As race day grew nearer I looked at those who registered at my company for familiar names and didn't find very many. It looked like I might be in for a lonely night, or trying to make new friends from other departments. I also spied on last year's results and noticed something with the times... they were very achievable for my abilities. The top runner from my company ran the same pace as my 5K PR pace I ran just last month. My half marathon pace would also place me in the top 10 for my company. I was now debating whether to go for broke and try to get top honors for my company and bragging rights at the office.
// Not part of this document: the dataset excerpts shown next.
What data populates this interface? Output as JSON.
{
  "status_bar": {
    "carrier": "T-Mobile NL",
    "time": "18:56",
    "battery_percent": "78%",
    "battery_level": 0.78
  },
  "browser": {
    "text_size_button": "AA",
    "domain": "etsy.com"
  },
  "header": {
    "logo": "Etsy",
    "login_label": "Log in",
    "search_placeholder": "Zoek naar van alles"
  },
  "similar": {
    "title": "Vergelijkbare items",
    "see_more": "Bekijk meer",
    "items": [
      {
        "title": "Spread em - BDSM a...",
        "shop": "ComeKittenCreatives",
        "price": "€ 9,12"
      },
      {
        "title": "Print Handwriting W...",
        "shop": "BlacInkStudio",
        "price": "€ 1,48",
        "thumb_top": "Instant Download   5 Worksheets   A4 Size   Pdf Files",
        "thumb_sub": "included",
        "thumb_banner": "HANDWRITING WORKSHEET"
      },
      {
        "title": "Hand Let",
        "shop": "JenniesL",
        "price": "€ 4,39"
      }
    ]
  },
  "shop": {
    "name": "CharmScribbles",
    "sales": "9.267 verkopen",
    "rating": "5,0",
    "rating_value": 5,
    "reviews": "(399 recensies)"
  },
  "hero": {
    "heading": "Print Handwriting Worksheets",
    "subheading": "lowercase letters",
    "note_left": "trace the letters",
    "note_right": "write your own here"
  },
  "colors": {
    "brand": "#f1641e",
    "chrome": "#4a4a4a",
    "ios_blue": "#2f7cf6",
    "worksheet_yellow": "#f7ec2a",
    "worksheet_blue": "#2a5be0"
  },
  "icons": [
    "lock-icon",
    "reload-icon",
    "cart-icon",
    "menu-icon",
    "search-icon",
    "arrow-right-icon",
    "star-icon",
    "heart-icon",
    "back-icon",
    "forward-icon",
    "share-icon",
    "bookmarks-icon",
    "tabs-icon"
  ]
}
Race day came and I worked from home so I could get downtown fairly easily. I got to Grant Park and found my company's tent. Good thing I had my head on a swivel because I saw our flags in a spot that wasn't where we were told we were going to be. I walk over and there's no formal check in or anything so I grab some water and a seat and wait for familiar faces. Eventually a former colleague who had transferred departments showed up and we chatted and I met others who I had only know by name and through email. We took team pictures, warmed up, and off to the start corrals we went.

The start was extremely crowded. I found out later that there were somewhere around 25K runners and walkers compared to 10K finishers last year. I found a gap in the gates and squeezed myself into corral A since I learned from others of how awful the start can be since no one lines up where they are supposed to. After the national anthem and some words and thanks, including some from my company's CEO, we were off and running. Sort of. It was very crowded and sure enough there were walkers clogging up things up front. I spent the first half mile moving in spurts through gaps when they opened up.

As the race progressed I quickly realized I was unable to find a steady rhythm with all the dodging and weaving I was doing. So I just settled in and rode it out moving through openings when I could get them and just conserving strength for the marathon. I passed several coworkers along the way and yelled words of encouragement. Heading down the home stretch I saw that people still hadn't even started the race yet. I crossed the finish and had to detour way around the corrals to get back to my company's tent. I was the 2nd person back to the tent which was encouraging. I had finished the 3.5 mile race in 24:28 for a 6:59 pace and wound up finishing 5th of 113 out of my coworkers. Our lead runners were faster than last year so I would of been hard pressed to catch them. After post race snacks and chatting with coworkers I went over and caught up with Maggie who's tent was 2 down from mine. I finally decided to head home since I had to be up for a road trip the next morning.

All in all it was a successful night in that I ran relatively well and at the effort I had wanted to without jeopardizing my marathon. I made a few new connections with coworkers as well. I'm not sure if I'd do the race again though just because the crowds were a bit much.